Council member Muriel Bowser (D-Ward 4) had the highest average bill over the past 16 months. Last year, Bowser incurred $3,016 in charges, costing taxpayers about $251 per month. Bowser’s bill reached $734.45 in August, records show.
Bowser attributed the surge to “international roaming charges” when she was on vacation. Bowser, who sits on the Washington Metropolitan Area Transit Authority board, said she had to participate in a WMATA conference call during the trip.
“I am always on duty, check in with my office and available on my BlackBerry at all times, even while on vacation,” Bowser said.
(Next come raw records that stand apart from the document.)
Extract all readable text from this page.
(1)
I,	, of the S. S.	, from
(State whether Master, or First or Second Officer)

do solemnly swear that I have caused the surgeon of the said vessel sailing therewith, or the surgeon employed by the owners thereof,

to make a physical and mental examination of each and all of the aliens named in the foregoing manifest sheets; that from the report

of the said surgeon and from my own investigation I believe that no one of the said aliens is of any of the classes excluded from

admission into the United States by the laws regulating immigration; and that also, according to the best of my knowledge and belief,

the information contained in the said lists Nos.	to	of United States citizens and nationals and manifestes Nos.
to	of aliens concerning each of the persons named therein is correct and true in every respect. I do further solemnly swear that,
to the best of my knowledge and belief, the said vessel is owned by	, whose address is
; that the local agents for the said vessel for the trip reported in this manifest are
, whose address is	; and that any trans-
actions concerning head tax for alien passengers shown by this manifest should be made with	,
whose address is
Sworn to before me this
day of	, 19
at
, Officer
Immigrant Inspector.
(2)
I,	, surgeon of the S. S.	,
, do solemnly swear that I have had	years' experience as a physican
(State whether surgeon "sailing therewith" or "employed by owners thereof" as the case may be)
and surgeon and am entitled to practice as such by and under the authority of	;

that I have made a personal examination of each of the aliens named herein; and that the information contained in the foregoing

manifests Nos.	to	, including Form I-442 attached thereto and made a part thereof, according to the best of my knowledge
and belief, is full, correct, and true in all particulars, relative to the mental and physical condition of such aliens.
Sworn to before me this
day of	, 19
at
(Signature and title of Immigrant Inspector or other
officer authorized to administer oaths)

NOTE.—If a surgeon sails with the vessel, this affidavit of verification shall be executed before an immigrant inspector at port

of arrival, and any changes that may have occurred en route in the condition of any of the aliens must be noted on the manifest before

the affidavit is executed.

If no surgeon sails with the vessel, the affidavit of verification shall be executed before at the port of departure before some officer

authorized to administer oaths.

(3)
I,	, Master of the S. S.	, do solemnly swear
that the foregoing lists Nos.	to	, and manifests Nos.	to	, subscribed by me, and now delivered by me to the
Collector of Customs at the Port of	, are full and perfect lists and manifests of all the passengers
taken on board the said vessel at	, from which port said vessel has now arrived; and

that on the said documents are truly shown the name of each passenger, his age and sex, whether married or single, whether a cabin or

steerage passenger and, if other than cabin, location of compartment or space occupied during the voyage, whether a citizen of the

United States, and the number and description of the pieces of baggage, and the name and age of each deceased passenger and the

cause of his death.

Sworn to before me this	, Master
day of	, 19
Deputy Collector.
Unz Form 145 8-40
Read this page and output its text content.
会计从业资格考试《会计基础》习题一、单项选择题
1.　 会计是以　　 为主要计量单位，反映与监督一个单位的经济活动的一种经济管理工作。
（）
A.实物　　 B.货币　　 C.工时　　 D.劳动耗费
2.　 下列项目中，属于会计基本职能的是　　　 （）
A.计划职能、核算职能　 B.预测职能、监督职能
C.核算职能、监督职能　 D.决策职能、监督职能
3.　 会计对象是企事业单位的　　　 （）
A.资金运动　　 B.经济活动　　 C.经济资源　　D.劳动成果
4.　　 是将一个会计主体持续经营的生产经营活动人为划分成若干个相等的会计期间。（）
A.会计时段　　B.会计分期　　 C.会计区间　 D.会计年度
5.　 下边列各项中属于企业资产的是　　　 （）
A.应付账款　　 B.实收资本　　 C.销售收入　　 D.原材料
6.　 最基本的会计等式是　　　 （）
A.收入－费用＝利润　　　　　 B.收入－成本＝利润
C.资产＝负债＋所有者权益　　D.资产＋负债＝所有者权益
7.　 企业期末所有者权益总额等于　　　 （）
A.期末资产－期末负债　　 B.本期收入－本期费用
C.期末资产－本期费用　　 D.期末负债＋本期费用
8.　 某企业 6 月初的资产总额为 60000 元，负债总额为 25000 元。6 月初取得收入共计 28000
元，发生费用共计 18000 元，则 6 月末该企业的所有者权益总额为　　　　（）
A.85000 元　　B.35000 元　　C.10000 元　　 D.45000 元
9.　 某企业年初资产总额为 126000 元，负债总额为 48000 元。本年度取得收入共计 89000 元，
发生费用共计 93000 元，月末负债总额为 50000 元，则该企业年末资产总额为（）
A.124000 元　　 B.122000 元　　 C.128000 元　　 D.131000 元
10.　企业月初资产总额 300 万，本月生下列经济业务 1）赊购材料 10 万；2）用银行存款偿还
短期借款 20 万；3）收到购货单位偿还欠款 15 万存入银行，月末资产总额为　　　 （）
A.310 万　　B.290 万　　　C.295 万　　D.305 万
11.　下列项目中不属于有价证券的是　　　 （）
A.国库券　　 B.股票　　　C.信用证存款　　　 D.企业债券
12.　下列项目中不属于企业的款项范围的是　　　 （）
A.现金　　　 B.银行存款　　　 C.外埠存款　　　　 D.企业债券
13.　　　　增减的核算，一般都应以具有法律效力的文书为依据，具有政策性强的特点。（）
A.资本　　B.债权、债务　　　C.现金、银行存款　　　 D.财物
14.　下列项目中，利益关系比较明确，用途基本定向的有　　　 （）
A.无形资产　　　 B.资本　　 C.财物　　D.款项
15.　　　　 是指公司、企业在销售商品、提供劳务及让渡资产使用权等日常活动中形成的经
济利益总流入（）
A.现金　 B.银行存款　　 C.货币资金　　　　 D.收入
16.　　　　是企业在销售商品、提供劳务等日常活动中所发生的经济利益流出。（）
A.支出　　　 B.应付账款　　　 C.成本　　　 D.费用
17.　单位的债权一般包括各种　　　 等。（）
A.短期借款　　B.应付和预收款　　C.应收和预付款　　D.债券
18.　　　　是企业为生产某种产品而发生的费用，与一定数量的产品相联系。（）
In July, council member Michael A. Brown’s monthly bill reached $1,083. A month later, Brown’s cellphone cost taxpayers $409.09.
“It is our understanding that those charges were for data usage for official e-mails he received while on travel,” Michael A. Brown’s office said in a statement. “I am always accessible to my colleagues, staff, and constituents who e-mail me at any time — regardless of time of day or location,” the council member said.
In addition to the chairman, Bowser and Michael A. Brown, Jack Evans (D-Ward 2), Mary M. Cheh (D-Ward 3), David A. Catania (I-At Large), Vincent B. Orange (D-At Large), Yvette M. Alexander (D-Ward 7) and Phil Mendelson (D-At Large) are listed in records as having council-issued phones. Their bills usually ranged from $50 to $150 per month.
Members can also request phones for staff members. In a few cases, some staff members were responsible for hundreds of dollars in monthly charges.
With the unlimited data under the new AT&T plan, Brown hopes to keep costs down without keeping members from answering constituents’ or staff members’ e-mails.
One thing won’t change under the plan: Council members will need to temporarily upgrade to an international plan before they travel outside the country — or risk those pesky roaming charges.